In 1981, a system of video display terminals wired to a central computer was installed. The Associated Press wire service which delivered national and international news via telephone lines was replaced with a dish antenna atop the newspaper building receiving news 24 hours a day from a satellite stationed 22,000 miles in space.
An extensive renovation, including a new advertising department addition was completed in 1982, and the news department expanded into space formerly used by a radio station previously owned by the Cashman family. The extensive renovations were completed in time for the newspaper to celebrate its 100th anniversary in 1983.
Louis Cashman Jr. suffered a debilitating stroke in 1984, and reins of publisher and editor passed to his son, Louis P. “Pat” Cashman III and daughter, Mary Louise Cashman. Upon the premature death of Mary Louise in 1987, Pat Cashman assumed responsibility of both publisher and editor.
The decade of the nineties was met with a new mirrored facade at the nearly 40-year-old building, more interior refurbishing, and a canopy added to the Cherry Street side.
Once again, technology challenged the newspaper, and Cashman embraced the modern computer revolution.
As the methods of producing a modern newspaper changed, so did the demands on the building at South and Cherry. The newspaper was now receiving as many as eight 18-wheelers a day loaded with pre-printed advertising circulars, and newsprint (the paper on which a newspaper is printed) to feed the presses at a rate of 20 tons a week. Independent newspaper carriers clogged the sidewalk and street to load 15,000 newspapers each day for home delivery. It soon became evident that the stout concrete and steel structure, though built like a rock, was nonetheless becoming less suited for a modern newspaper plant.

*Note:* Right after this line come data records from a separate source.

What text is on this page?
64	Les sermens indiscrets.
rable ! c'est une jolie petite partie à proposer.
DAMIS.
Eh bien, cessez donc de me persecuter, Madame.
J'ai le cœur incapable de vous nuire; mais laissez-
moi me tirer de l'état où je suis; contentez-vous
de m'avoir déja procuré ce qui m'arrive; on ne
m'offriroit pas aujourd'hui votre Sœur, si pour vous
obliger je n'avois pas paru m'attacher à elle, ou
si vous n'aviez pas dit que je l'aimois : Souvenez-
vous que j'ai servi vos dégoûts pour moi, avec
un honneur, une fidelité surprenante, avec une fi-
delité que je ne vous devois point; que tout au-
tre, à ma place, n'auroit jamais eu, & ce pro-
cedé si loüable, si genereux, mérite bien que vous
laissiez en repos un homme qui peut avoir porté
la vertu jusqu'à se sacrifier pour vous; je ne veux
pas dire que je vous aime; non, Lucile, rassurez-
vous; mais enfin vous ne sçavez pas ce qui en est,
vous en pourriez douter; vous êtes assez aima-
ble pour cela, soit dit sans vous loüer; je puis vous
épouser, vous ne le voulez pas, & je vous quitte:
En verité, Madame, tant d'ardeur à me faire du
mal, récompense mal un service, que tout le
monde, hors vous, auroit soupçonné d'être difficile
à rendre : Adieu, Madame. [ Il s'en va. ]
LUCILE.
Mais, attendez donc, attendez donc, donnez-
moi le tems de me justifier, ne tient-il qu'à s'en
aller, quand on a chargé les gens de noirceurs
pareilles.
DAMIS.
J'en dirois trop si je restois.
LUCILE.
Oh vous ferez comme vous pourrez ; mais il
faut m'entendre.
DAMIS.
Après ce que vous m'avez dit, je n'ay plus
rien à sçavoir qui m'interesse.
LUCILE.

New technology would not lend itself to the building’s configuration, despite the hundreds of thousands of dollars spent updating the building over the years.
After a feasibility study by renown newspaper architects and engineers of the Austin Company, in 1994 the Cashman family purchased a deteriorating shopping center along 1-20 which formerly housed a K & B Drug and Kroger grocery store.
A tremendous commitment to the future of the community was made when more than $5.5 million was invested in turning an eyesore into a beautiful home for the newspaper and tenants Best Office Supply, Sherwin Williams, Signs First, Speediprint, and WBBV-FM.
The frightening task of moving more than 75 employees, starting up an entirely new system of newspaper production while updating its Urbanite presses challenged the dedicated employees and family owners in 1996. To do so without missing a day of publication would indeed be a noteworthy feat. But the newspaper has thrived on such challenges, and met this one.
Also to start the new year, a small but significant change was made. For the first time since the newspaper began in 1883, there would be no Vicksburg Evening Post. No Vicksburg Sunday Post. The 7-day newspaper would be simply The Vicksburg Post. The building at South and Cherry Streets was made a gift to the United Way by the Cashman family in 1997.
Along with a new building, powerful Apple computers and image setters give editors and reporters awesome power of design, flexibility and speed to rush the latest news to readers. From wood type, to molten lead, to digital bytes, the power of the press is riding high on the future wave of technology.
Still, the basic premise of this family newspaper is not lost in gigabytes and a tide of megahertz. Your life is molded by the environment you live in, and it has never been more important that you know what is happening in it … that, dear readers, is our commitment to you.
Perhaps founder John Gordon Cashman said it best when he said the newspaper “depends alone for support upon the goodwill and encouragement of the business interests and citizens of Vicksburg, and the people generally, and will endeavor to merit and deserve a continuance of that goodwill and encouragement which has been so freely bestowed upon the enterprize at the outset.”